My lead Russian brigade (the Moskovski Regt) made a rapid advance towards the Turks. It was very unnerving.......for both sides! 
 The Russians assault the Turkish positions and begin a two hour struggle to gain the redoubt!
 The Guards bolster up the Allied line. Their fight giant a brigade of Russians was valiant but they just couldn't hold on and in the end were forced to retire.
 The Russian assault on the Turks continues.......and goes on and on and on.......

 Neil's Russians clash with several companies of the Rifle Brigade, pushing them bacon the min line of English infantry.
 The Highland brigade under Sir Colin Campbell who was rated a '9' so by far the best general on the table. The Highlanders successfully held up the Russian advance supporting the Turks but in the end were forced to pull back after the Guards brigade was forced to retire. 
 Neil's useless Russian cavalry supporting his attack very passively.
 My useless Russian cavalry who took about 4 turns to actually appear on the table, at which point they rooted themselves to the ground and refused to budge. Knowing my plans for them they were probably very astute and may even have taken a look over their shoulders at the painting on the wall!
 The Allied line still holding under increasing pressure from the Russians.
 The Footguards about to buckle under intense pressure from the Russians.
At last the pesky Turks were ejected from the redoubt, but it cost me a brigade of very pretty looking Russians to do it!

This was a hard fought slog. The Allies were able to slow up the Russians long enough to get their reinforcements on the table and even managed to catch one of Neil's precious heavy artillery batteries limbered up crossing the bridge. Despite such low command values we managed to get moving pretty quickly on my flank but it took a very long time to break the Turks and push back the Highlanders supporting them. A Turkish cavalry regiment even broke a Russian square before being bundled back in disorder when it tried again.

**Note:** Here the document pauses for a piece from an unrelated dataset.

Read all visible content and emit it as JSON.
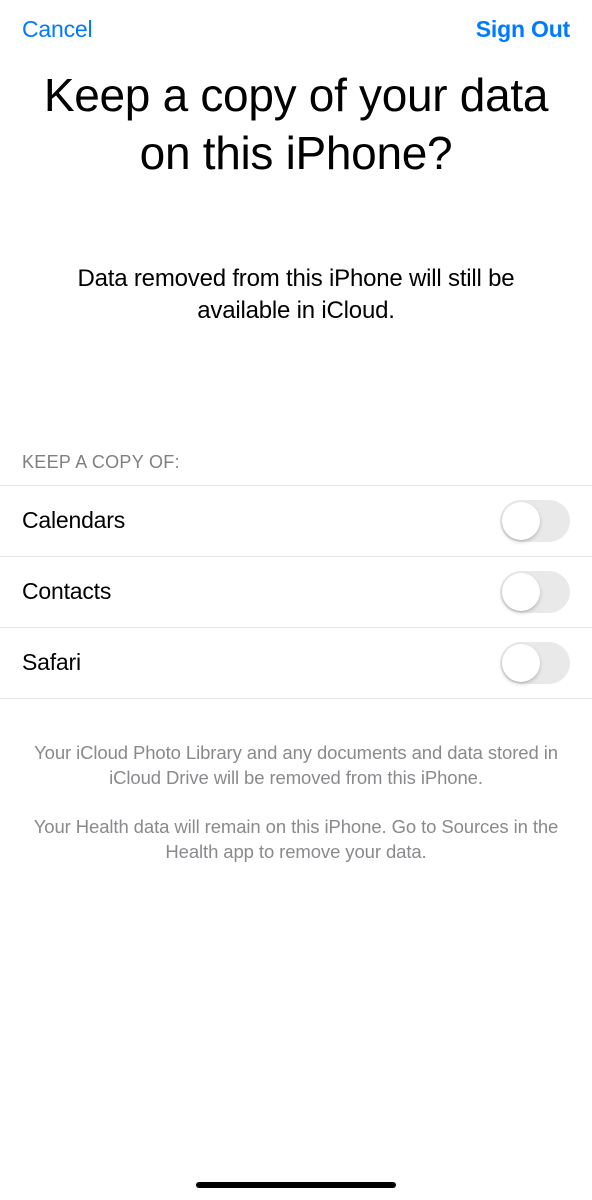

Neil was putting intense pressure on John's left and centre, which was about to buckle under the weight of numbers. However, a run of dreadful break tests by Neil saw his entire flank collapse. Game over really. Both sides had lost two brigades and were close to loosing another but we declared it a marginal Allied victory as they'd managed to hold onto the camp.  As usual the game was punctuated with blunders, fantastic saving rolls and dreadful/amazing command rolls, which is what makes these games such an enjoyable experience.

You can read Neil's version of the game with more photos on his blog here:


  1. Great looking game, Colin. It is particularly inspiring for me as it gives me a bit of a shove to get on and finish thr last battalion of my first Russian regiment

  2. A great game for a fantastic historical age.
    I'm planning to build for next year a Russian army to the Crimea.
    My compliments for the beautiful wargame.